Mohon tunggu...
Satria Judha
Satria Judha Mohon Tunggu... Mahasiswa

Mahasiswa Ilmu Politik yang hobi nonton bola

Selanjutnya

Tutup

Nature

Urban Farming Sebagai Solusi Ketahanan Pangan Perkotaan

30 Mei 2025   16:42 Diperbarui: 30 Mei 2025   16:42 134
+
Laporkan Konten
Laporkan Akun
Kompasiana adalah platform blog. Konten ini menjadi tanggung jawab bloger dan tidak mewakili pandangan redaksi Kompas.
Lihat foto
Lahan Pertanian Atap Bangunan di Thailand (Sumber : Geographical)

Urbanisasi yang semakin pesat membawa tantangan besar bagi ketahanan pangan perkotaan. Menurut laporan dari Food and Agriculture Organization of United Nations (FAO), lebih dari 55% populasi dunia kini tinggal di kawasan perkotaan, dan sekitar 70% pasokan pangan global dialokasikan untuk konsumsi kota-kota besar. Dengan konsentrasi penduduk yang tinggi, kota-kota besar menghadapi tekanan ganda, yaitu meningkatnya kebutuhan pangan yang sehat dan bergizi, sementara ruang terbuka hijau dan lahan pertanian semakin terbatas. Akibatnya, sistem distribusi pangan yang panjang dan kompleks rentan mengalami gangguan, mulai dari kenaikan biaya distribusi hingga penurunan kualitas bahan pangan selama proses pengiriman.

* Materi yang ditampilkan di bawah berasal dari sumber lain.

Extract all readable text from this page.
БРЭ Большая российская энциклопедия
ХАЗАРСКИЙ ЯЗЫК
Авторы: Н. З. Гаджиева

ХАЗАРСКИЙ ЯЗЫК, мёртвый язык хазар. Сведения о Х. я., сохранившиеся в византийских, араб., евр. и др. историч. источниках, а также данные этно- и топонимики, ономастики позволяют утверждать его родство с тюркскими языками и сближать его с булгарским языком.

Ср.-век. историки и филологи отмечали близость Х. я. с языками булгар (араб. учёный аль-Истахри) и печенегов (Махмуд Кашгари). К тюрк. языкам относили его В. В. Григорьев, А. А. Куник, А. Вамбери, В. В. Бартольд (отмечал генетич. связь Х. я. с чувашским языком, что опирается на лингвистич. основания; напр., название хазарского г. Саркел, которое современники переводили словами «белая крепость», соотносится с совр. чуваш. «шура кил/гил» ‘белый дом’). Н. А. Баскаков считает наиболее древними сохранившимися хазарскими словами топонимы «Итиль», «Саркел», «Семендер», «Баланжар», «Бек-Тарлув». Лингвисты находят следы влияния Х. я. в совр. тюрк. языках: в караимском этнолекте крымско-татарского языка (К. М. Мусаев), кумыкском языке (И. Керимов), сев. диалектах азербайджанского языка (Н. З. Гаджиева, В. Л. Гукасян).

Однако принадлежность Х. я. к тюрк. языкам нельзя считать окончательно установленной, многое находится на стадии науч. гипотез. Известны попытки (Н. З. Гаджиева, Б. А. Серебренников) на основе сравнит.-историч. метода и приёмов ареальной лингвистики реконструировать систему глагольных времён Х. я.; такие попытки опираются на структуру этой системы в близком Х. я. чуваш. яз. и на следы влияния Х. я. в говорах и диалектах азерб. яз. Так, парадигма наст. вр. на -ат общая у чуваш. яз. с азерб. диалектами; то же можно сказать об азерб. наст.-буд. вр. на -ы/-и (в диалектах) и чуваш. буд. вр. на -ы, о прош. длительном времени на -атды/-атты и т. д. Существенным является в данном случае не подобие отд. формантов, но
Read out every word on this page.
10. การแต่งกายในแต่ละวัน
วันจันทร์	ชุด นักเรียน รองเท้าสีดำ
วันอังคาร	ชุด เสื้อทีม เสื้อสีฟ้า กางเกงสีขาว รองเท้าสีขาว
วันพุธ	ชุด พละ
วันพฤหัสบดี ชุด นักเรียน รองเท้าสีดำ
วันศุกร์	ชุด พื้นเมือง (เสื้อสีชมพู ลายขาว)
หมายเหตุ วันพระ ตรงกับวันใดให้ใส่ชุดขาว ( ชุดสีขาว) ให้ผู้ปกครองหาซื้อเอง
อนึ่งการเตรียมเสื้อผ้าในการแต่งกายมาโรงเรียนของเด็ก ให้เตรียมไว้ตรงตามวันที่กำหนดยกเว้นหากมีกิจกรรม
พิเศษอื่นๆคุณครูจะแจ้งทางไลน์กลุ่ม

Urban farming atau yang bisa disebut sebagai pertanian perkotaan muncul sebagai solusi terhadap krisis ini. Model ini dapat mendekatkan produksi pangan ke konsumen, sehingga dapat memangkas rantai pasok serta meminimalisir emisi karbon akibat proses distribusi jarak jauh. Berbagai kajian internasional menyebutkan bahwa teknologi urban farming terintegrasi, seperti pertanian vertikal dan sistem hidroponik dapat mengurangi penggunaan air hingga 90% dibandingkan pertanian konvensional. Selain itu, sistem pertanain vertikal dan hidroponik dapat memanfaatkan lahan produktif di area terbatas seperti bangunan bertingkat dan atap gedung.

Selain efisiensi sumber daya, urban farming berkontribusi langsung pada ketahanan pangan dengan menyediakan akses pangan segar dan kaya nutrisi. Menurut tinjauan International Panel of Experts on Sustainable Food Systems (IPES), sayuran hijau dan mikrogreens yang banyak dibudidayakan di kota-kota mengandung antioksidan tinggi, serat, vitamin, dan mineral yang penting bagi kesehatan masyarakat perkotaan. Dengan demikian, urban farming membantu memperbaiki pola konsumsi warga kota yang sering didominasi produk olahan dan fast food.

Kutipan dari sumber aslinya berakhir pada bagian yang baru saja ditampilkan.